Después de treinta mil años de existir como especie, ya somos siete mil millones. Crecemos a un ritmo de cien millones por año, más que Colombia, Venezuela, Ecuador y Panamá juntos, y la mayoría en ciudades como Bogotá, Medellín, Cali, Caracas, Quito o Panamá. Todos tendremos que vivir en ellas, o al menos en poblaciones menores, y con una economía periódicamente en crisis, basada en que cada vez haya más consumidores y que consuman más sin importar el agotamiento de los recursos no renovables, ni los desperdicios y contaminación que genera (A. Leornard, La historia de las cosas , 2010). En conclusión, el exceso de población, consumo y contaminación, que amplifica el impacto de terremotos, tsunamis o inviernos, está acabando con el planeta. Pero muchos escogen no enterarse o simplemente lo ignoran.
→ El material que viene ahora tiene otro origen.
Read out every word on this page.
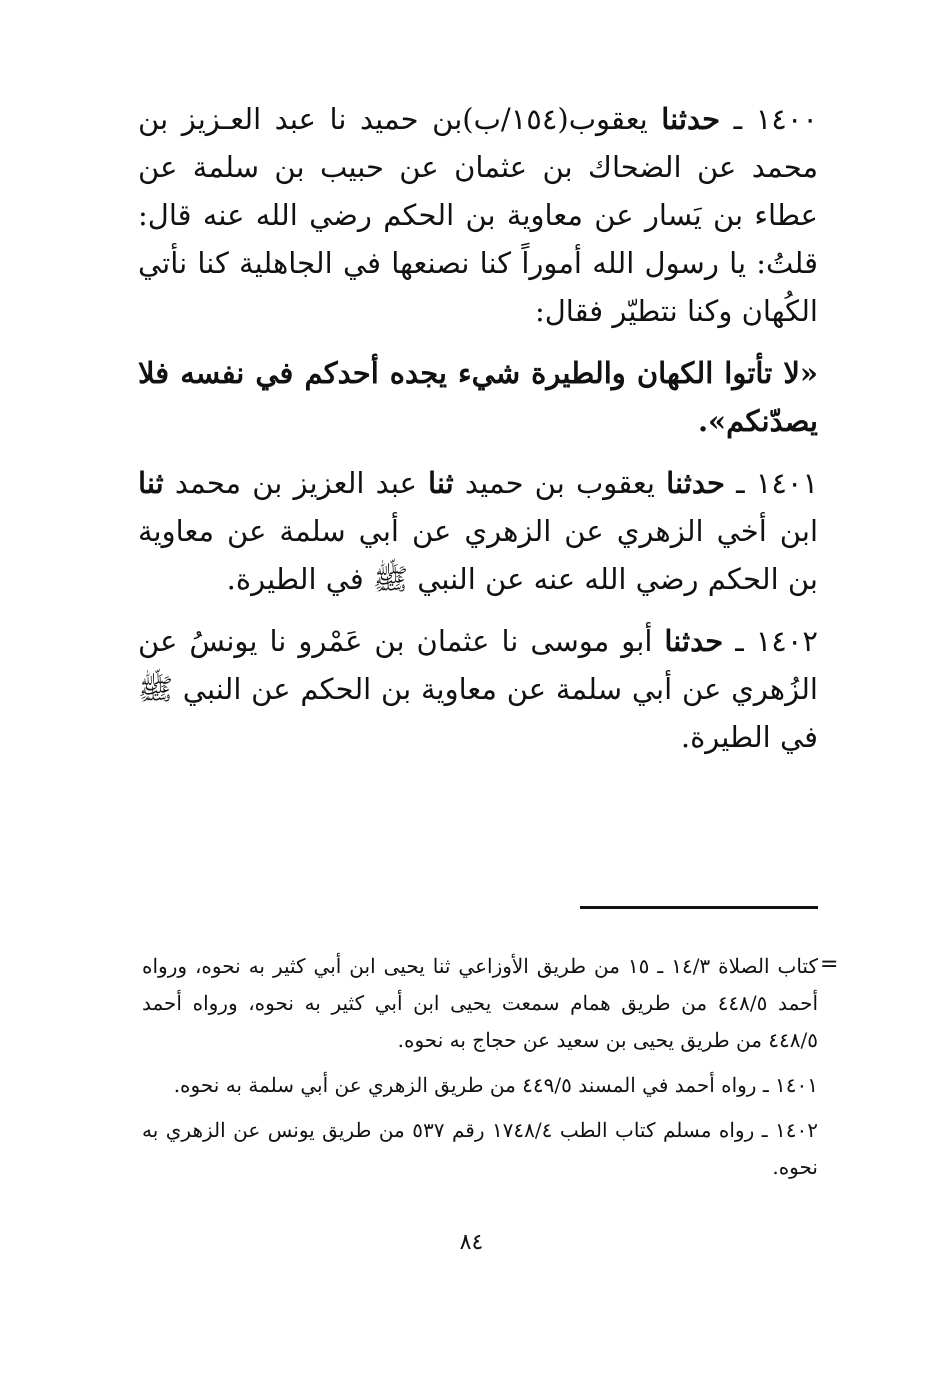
١٤٠٠ ـ حدثنا يعقوب(١٥٤/ب)بن حميد نا عبد العـزيز بن محمد عن الضحاك بن عثمان عن حبيب بن سلمة عن عطاء بن يَسار عن معاوية بن الحكم رضي الله عنه قال: قلتُ: يا رسول الله أموراً كنا نصنعها في الجاهلية كنا نأتي الكُهان وكنا نتطيّر فقال:

«لا تأتوا الكهان والطيرة شيء يجده أحدكم في نفسه فلا يصدّنكم».

١٤٠١ ـ حدثنا يعقوب بن حميد ثنا عبد العزيز بن محمد ثنا ابن أخي الزهري عن الزهري عن أبي سلمة عن معاوية بن الحكم رضي الله عنه عن النبي ﷺ في الطيرة.

١٤٠٢ ـ حدثنا أبو موسى نا عثمان بن عَمْرو نا يونسُ عن الزُهري عن أبي سلمة عن معاوية بن الحكم عن النبي ﷺ في الطيرة.

=

كتاب الصلاة ١٤/٣ ـ ١٥ من طريق الأوزاعي ثنا يحيى ابن أبي كثير به نحوه، ورواه أحمد ٤٤٨/٥ من طريق همام سمعت يحيى ابن أبي كثير به نحوه، ورواه أحمد ٤٤٨/٥ من طريق يحيى بن سعيد عن حجاج به نحوه.

١٤٠١ ـ رواه أحمد في المسند ٤٤٩/٥ من طريق الزهري عن أبي سلمة به نحوه.

١٤٠٢ ـ رواه مسلم كتاب الطب ١٧٤٨/٤ رقم ٥٣٧ من طريق يونس عن الزهري به نحوه.

٨٤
No se percatan de que antes de que lleguemos a nueve mil millones, a mediados del siglo XXI, la calidad de vida en las ciudades será menor, y que al campo no podremos regresar pues no cabríamos con nuestra respectiva finquita. Llegó el momento de pensar en el aquí y el ahora y no en la otra vida, si queremos conservar ésta. O dejar, como si fuéramos animales, que sea la selección natural la que escoja, y que cuando finalmente veamos la gravedad de la situación ya no haya mucho que hacer. Si es verdad que queremos que nuestros descendientes vivan mejor tenemos que racionalizar nuestra reproducción, y consumir escogiendo las cosas por su huella ecológica: de donde vienen y como se transportaron, y que se usó para producirlas en términos de energía, agua, recursos no renovables, químicos y trabajo humano.
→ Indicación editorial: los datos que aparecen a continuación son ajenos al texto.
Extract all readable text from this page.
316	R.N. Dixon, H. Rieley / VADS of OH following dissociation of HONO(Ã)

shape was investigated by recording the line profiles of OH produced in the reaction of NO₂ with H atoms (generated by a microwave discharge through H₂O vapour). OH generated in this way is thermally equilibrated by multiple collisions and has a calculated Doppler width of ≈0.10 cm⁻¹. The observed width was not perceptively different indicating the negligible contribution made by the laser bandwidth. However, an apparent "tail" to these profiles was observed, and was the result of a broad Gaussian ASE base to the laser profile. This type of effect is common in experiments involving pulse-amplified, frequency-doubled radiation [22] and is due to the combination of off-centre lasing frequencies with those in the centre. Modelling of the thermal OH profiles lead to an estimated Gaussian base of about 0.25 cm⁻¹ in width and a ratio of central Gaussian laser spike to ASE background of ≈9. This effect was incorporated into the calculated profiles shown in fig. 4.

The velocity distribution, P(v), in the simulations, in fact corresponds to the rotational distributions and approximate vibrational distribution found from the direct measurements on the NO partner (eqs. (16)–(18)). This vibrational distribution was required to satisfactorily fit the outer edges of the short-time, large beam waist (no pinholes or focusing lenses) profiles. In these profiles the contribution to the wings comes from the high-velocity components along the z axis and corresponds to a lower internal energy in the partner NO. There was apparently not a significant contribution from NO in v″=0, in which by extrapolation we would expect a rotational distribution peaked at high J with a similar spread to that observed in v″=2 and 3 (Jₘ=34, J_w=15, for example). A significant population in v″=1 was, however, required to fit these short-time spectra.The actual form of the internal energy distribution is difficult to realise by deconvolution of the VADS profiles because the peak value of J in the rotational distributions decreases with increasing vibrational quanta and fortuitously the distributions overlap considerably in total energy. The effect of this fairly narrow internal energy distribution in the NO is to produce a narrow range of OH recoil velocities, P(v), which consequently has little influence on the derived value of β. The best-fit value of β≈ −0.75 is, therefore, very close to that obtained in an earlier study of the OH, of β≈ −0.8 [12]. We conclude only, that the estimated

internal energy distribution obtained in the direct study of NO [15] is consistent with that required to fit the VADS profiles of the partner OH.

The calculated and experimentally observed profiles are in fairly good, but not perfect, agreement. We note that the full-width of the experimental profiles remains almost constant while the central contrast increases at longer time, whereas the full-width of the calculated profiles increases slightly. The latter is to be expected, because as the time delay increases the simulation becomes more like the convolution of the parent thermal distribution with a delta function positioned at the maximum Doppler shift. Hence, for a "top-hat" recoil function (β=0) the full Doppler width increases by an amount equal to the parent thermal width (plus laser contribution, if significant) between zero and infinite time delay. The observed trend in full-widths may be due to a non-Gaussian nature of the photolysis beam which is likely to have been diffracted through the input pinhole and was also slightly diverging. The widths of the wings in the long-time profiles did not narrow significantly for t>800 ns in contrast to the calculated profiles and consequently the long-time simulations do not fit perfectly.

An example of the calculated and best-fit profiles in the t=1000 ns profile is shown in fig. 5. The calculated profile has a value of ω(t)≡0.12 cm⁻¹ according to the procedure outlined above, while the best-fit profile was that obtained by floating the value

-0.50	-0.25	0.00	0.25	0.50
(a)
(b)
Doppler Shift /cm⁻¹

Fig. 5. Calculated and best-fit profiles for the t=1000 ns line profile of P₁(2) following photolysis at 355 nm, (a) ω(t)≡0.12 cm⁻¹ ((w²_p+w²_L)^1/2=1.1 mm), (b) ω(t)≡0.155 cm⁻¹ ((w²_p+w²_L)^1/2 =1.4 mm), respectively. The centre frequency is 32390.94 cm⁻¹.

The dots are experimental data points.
Escoger vestidos y costumbres de acuerdo al clima, pero al tiempo densificar las ciudades para que no se extiendan (para beneficio de los terratenientes que las rodean), y poder minimizar sus problemas de movilización y servicios públicos. Hacer edificios de bajo consumo de energía y agua y no contaminantes, y remodelar los que no son bioclimáticos. Muchas alternativas se ensayan en el mundo, y en el trópico templado es fácil y económico, pero aquí, donde cerca del 80% de los colombianos pasamos en el último medio siglo a tener que vivir en ciudades cuando aun no eran tales, sólo copiamos la arquitectura espectáculo que nos muestran las revistas de “decoración”, interesados en modas pasadas de moda y no en el futuro, y tampoco nos interesa nuestro pasado, de donde podríamos retomar algunas soluciones.
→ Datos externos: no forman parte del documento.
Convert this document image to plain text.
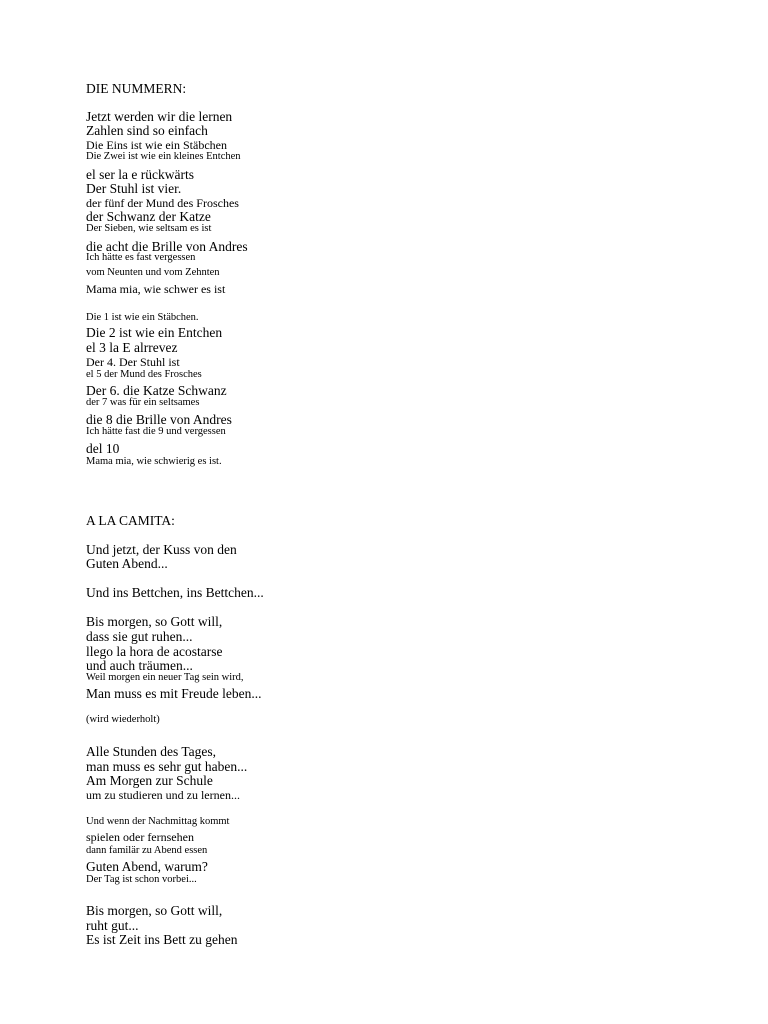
DIE NUMMERN:
Jetzt werden wir die lernen
Zahlen sind so einfach
Die Eins ist wie ein Stäbchen
Die Zwei ist wie ein kleines Entchen
el ser la e rückwärts
Der Stuhl ist vier.
der fünf der Mund des Frosches
der Schwanz der Katze
Der Sieben, wie seltsam es ist
die acht die Brille von Andres
Ich hätte es fast vergessen
vom Neunten und vom Zehnten
Mama mia, wie schwer es ist
Die 1 ist wie ein Stäbchen.
Die 2 ist wie ein Entchen
el 3 la E alrrevez
Der 4. Der Stuhl ist
el 5 der Mund des Frosches
Der 6. die Katze Schwanz
der 7 was für ein seltsames
die 8 die Brille von Andres
Ich hätte fast die 9 und vergessen
del 10
Mama mia, wie schwierig es ist.
A LA CAMITA:
Und jetzt, der Kuss von den
Guten Abend...
Und ins Bettchen, ins Bettchen...
Bis morgen, so Gott will,
dass sie gut ruhen...
llego la hora de acostarse
und auch träumen...
Weil morgen ein neuer Tag sein wird,
Man muss es mit Freude leben...
(wird wiederholt)
Alle Stunden des Tages,
man muss es sehr gut haben...
Am Morgen zur Schule
um zu studieren und zu lernen...
Und wenn der Nachmittag kommt
spielen oder fernsehen
dann familär zu Abend essen
Guten Abend, warum?
Der Tag ist schon vorbei...
Bis morgen, so Gott will,
ruht gut...
Es ist Zeit ins Bett zu gehen
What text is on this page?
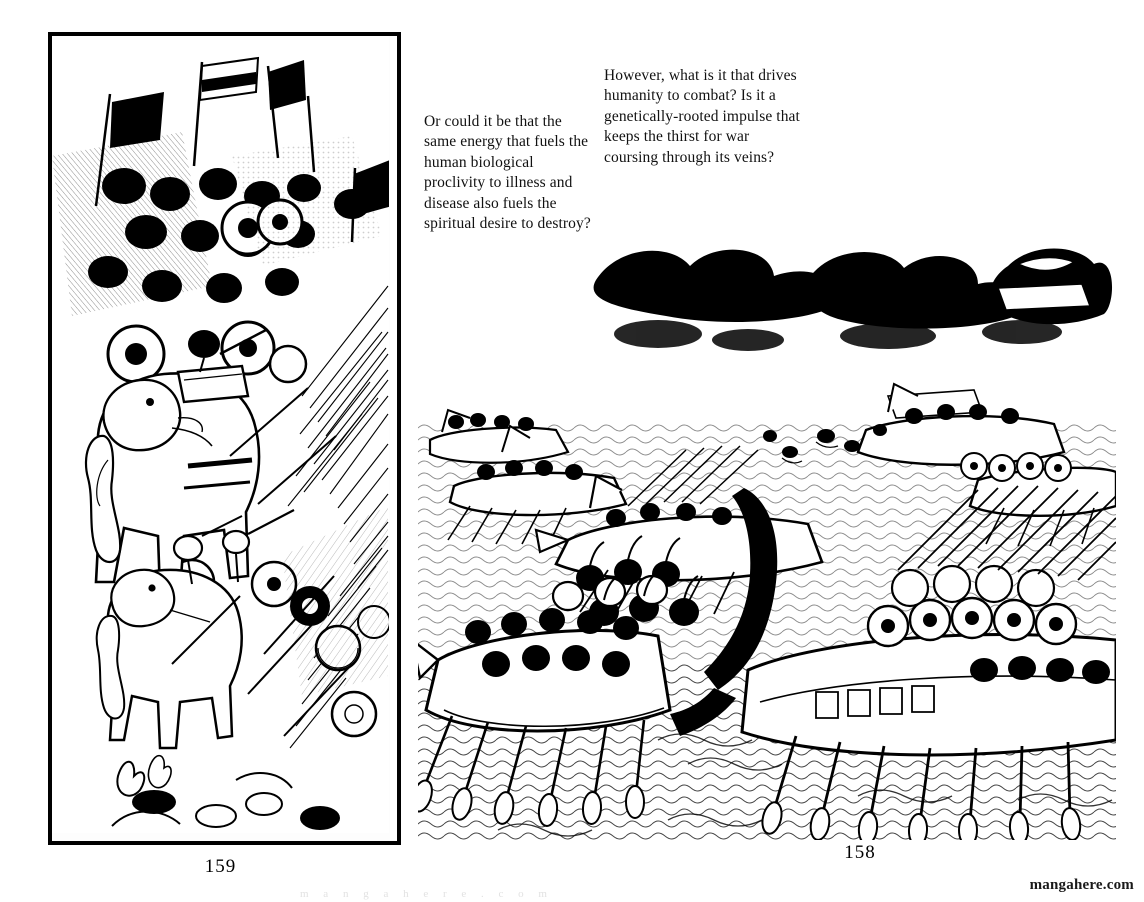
159
Or could it be that the same energy that fuels the human biological proclivity to illness and disease also fuels the spiritual desire to destroy?
However, what is it that drives humanity to combat? Is it a genetically-rooted impulse that keeps the thirst for war coursing through its veins?
158
m a n g a h e r e . c o m
mangahere.com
Pero no se trata, en Cali por ejemplo, de copiar las formas de la casa de hacienda vallecaucana, sino de comprender lo que se buscaba con ellas. Su orientación evitando el sol, sus grandes techumbres y corredores protectores, su agradable ventilación cruzada y penumbras interiores, el efectivo aislamiento térmico de sus gruesos y bellos muros, sus atarjeas para recoger el agua de las lluvias, y sus diferentes espacios para estar según el tiempo, la hora y el ánimo. Es escoger vivir con mas confort con respecto al clima y mas poéticamente con relación al paisaje. Toda una tradición que perdimos en la segunda mitad del siglo XX, pero como escribió Matsuo Basho, el gran poeta japonés, “No hay que estudiar lo que hacían los viejos maestros, sino lo que trataban de encontrar” (Oku no osomichi, 1694).